Mrs. W’s injury was ultimately the result of a breakdown in communication at multiple levels and between various care providers, specifically her mental health therapy team, who failed to report her suicidal ideation to emphasize the urgency of their recommendation for one-to-one (1:1) supervision and the removal of metal eating utensils during meals; and her primary care physician, the SNF team, and the DON, who failed to implement a timely, appropriate plan of care despite being forewarned of the issue.
Best Practices
- •A preadmission assessment should have been considered to determine whether the SNF was capable of providing the level of care necessary for a geriatric psychiatric patient who had exhibited significant psychiatric behavior before admission to the SNF.

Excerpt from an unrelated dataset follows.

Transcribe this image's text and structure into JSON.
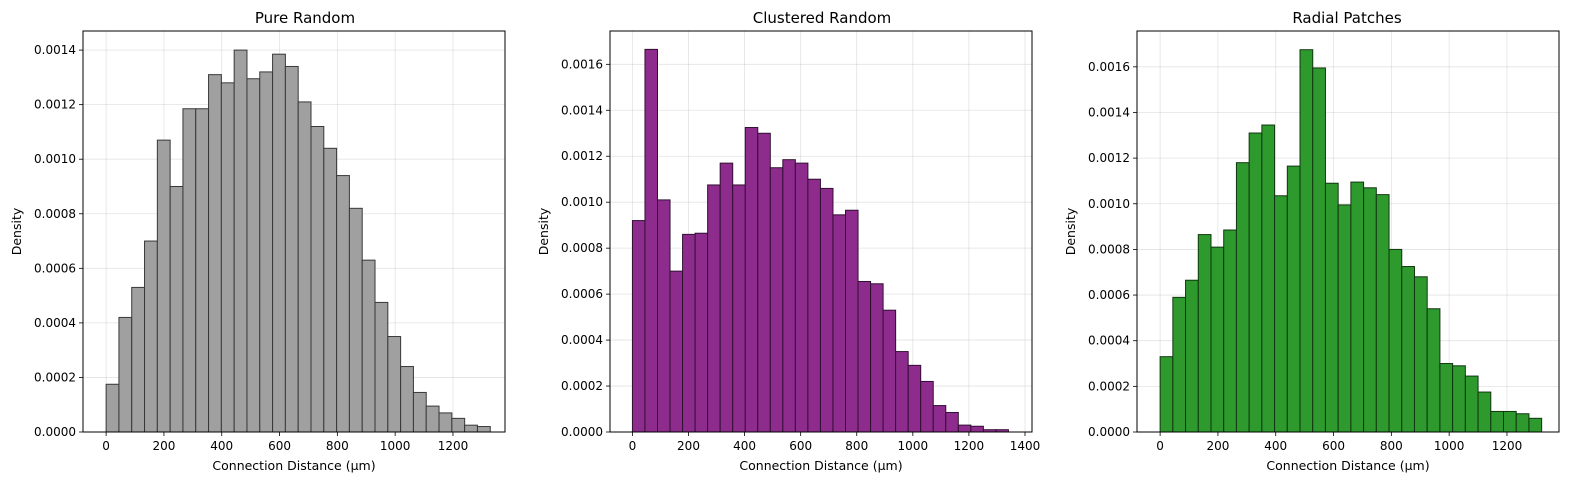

- •Although the SNF administrator had told the family that staff would not provide the 24-hour, 1:1 supervision that had been provided in prior acute facilities, this statement was not documented anywhere. Better charting would have memorialized this discussion before the resident’s admission. It’s also not clear that telling a patient or family that 1:1 supervision will not be provided can prevent liability if in fact at some point that appears to be the level of care that the resident requires; the regulations state (somewhat vaguely) that SNFs must be staffed “sufficient[ly] to meet the needs of the residents.”
- •The SNF team should have had much greater integration with the patient’s behavioral health services team and primary care physician from the date of admission by including representative(s) of her mental health therapy team in the interdisciplinary team and care-planning decisions.
- •One helpful approach is to establish regularly scheduled behavioral rounds for the mental health providers, social worker, and supervising registered nurse.
- •The number of psychiatric patients admitted should not overwhelm the SNF’s capability to appropriately address their needs.
- •In-service training should be implemented for staff to upgrade their skills to better understand and manage the emotional and behavioral issues of geriatric psychiatric patients. With Phase 3 of the new Requirements of Participation going into effect in November, SNFs will also need to train staff in trauma-informed care.
- •As always, proper documentation of these efforts is a must. Documentation may not prevent a lawsuit, but it will minimize the SNF’s risk and provide the best defense possible if a claim is made.
This column is not to be substituted for legal advice. Mr. Wilson is a partner in the law firm Wilson Getty LLP, which represents all types of long-term care facilities against civil claims. He also represents facilities in administrative hearings and advises long-term care clients on risk management and corporate compliance.